AirAsia CEO Tony Fernandes Turned A 29-Cent Investment Into A Billion-Dollar Empire

The plane went missing during a flight from Indonesia to Singapore shortly after asking to deviate from its planned flight path because of bad weather, and the search for it is set to expand to additional areas tomorrow, according to CNN.

The budget airline has generally received accolades within the airline industry. It ranks as the world’s best low-cost airline, according to the aviation ratings agency Skytrax. The airline’s long-haul subsidiary AirAsiaX also finished second on the list.

AirAsia has actually topped the Skytrax ratings six years in a row, quite an achievement for an airline that was on the brink of failure little more than a decade ago. 

The man at the heart of the airline’s spectacular rise is its charismatic CEO, Tony Fernandes. 

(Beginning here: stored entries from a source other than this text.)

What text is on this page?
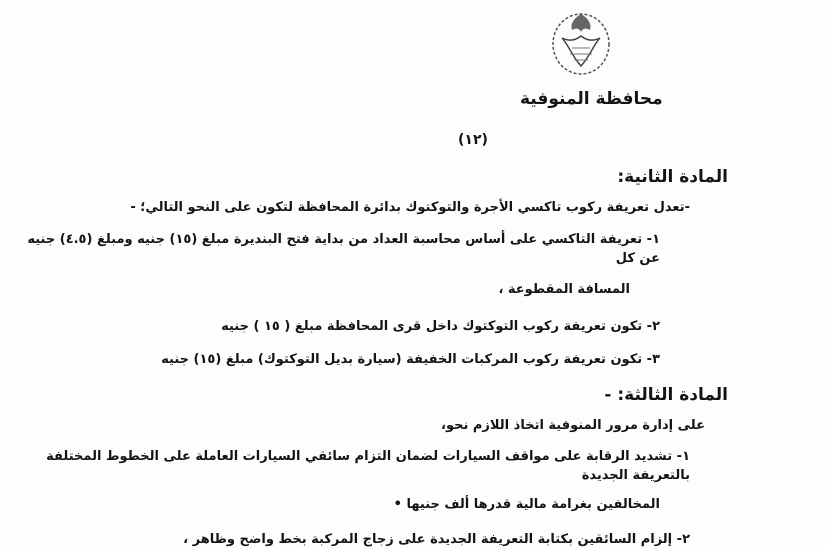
محافظة المنوفية
(١٢)
المادة الثانية:
-تعدل تعريفة ركوب تاكسي الأجرة والتوكتوك بدائرة المحافظة لتكون على النحو التالي؛ -
١- تعريفة التاكسي على أساس محاسبة العداد من بداية فتح البنديرة مبلغ (١٥) جنيه ومبلغ (٤.٥) جنيه عن كل
المسافة المقطوعة ،
٢- تكون تعريفة ركوب التوكتوك داخل قرى المحافظة مبلغ ( ١٥ ) جنيه
٣- تكون تعريفة ركوب المركبات الخفيفة (سيارة بديل التوكتوك) مبلغ (١٥) جنيه
المادة الثالثة: -
على إدارة مرور المنوفية اتخاذ اللازم نحو،
١- تشديد الرقابة على مواقف السيارات لضمان التزام سائقي السيارات العاملة على الخطوط المختلفة بالتعريفة الجديدة
المخالفين بغرامة مالية قدرها ألف جنيها •
٢- إلزام السائقين بكتابة التعريفة الجديدة على زجاج المركبة بخط واضح وظاهر ،
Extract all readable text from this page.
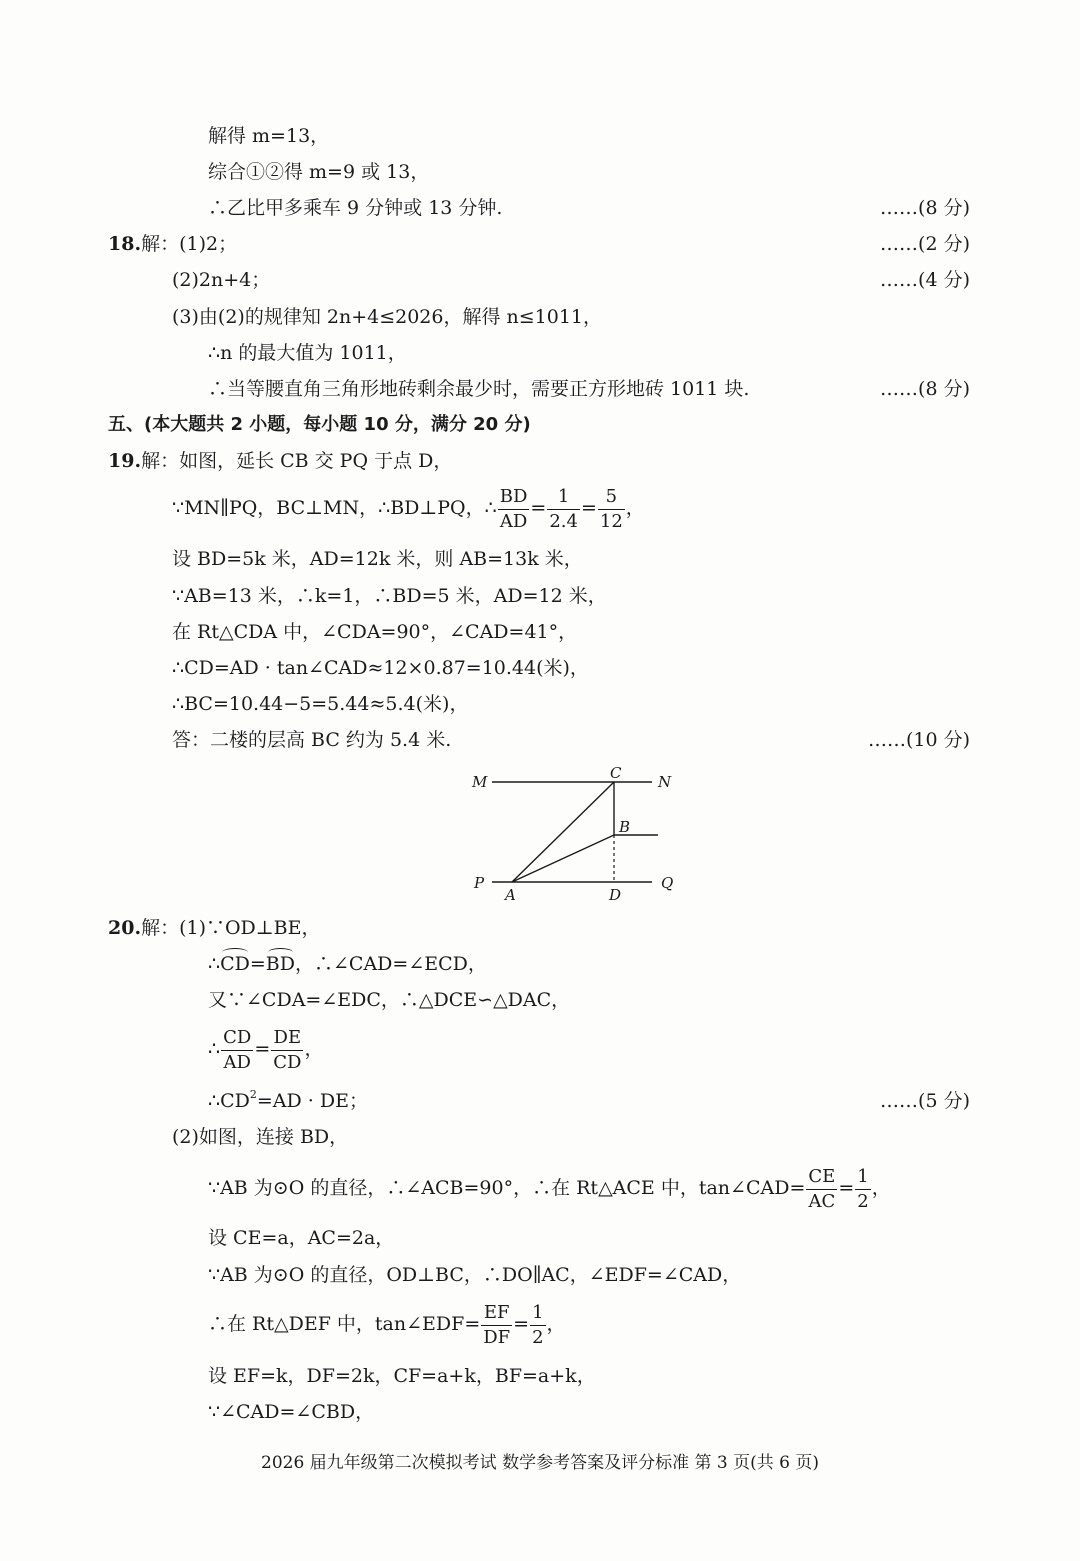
解得 m=13，
综合①②得 m=9 或 13，
∴乙比甲多乘车 9 分钟或 13 分钟.	……(8 分)
18.解：(1)2；	……(2 分)
(2)2n+4；	……(4 分)
(3)由(2)的规律知 2n+4≤2026，解得 n≤1011，
∴n 的最大值为 1011，
∴当等腰直角三角形地砖剩余最少时，需要正方形地砖 1011 块.	……(8 分)
五、(本大题共 2 小题，每小题 10 分，满分 20 分)
19.解：如图，延长 CB 交 PQ 于点 D，
∵MN∥PQ，BC⊥MN，∴BD⊥PQ，∴ $\frac{BD}{AD} = \frac{1}{2.4} = \frac{5}{12}$ ，
设 BD=5k 米，AD=12k 米，则 AB=13k 米，
∵AB=13 米，∴k=1，∴BD=5 米，AD=12 米，
在 Rt△CDA 中，∠CDA=90°，∠CAD=41°，
∴CD=AD · tan∠CAD≈12×0.87=10.44(米)，
∴BC=10.44−5=5.44≈5.4(米)，
答：二楼的层高 BC 约为 5.4 米.	……(10 分)
M	N
C
B
P	Q
A	D
20.解：(1)∵OD⊥BE，
∴CD=BD，∴∠CAD=∠ECD，
又∵∠CDA=∠EDC，∴△DCE∽△DAC，
∴ $\frac{CD}{AD} = \frac{DE}{CD}$ ，
$\therefore CD^2=AD$ · DE；	……(5 分)
(2)如图，连接 BD，
∵AB 为⊙O 的直径，∴∠ACB=90°，∴在 Rt△ACE 中，tan∠CAD= $\frac{CE}{AC} = \frac{1}{2}$ ，
设 CE=a，AC=2a，
∵AB 为⊙O 的直径，OD⊥BC，∴DO∥AC，∠EDF=∠CAD，
∴在 Rt△DEF 中，tan∠EDF= $\frac{EF}{DF} = \frac{1}{2}$ ，
设 EF=k，DF=2k，CF=a+k，BF=a+k，
∵∠CAD=∠CBD，
2026 届九年级第二次模拟考试 数学参考答案及评分标准 第 3 页(共 6 页)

Before AirAsia became a multibillion-dollar aviation juggernaut, it was a small, struggling airline owned by the Malaysian government. It consisted of nothing more than two aging Boeing 737 jets, 250 employees, and one route, not to mention $40 million of debt. 

Together with several partners, Fernandes took control of AirAsia from the Malaysian government in December 2001. He paid 29 cents and assumed the airline’s massive liabilities.

Fernandes, then a 37-year-old music executive, had absolutely no aviation experience to speak of, but he did understand entrepreneurship and the leisure and entertainment market in Southeast Asia.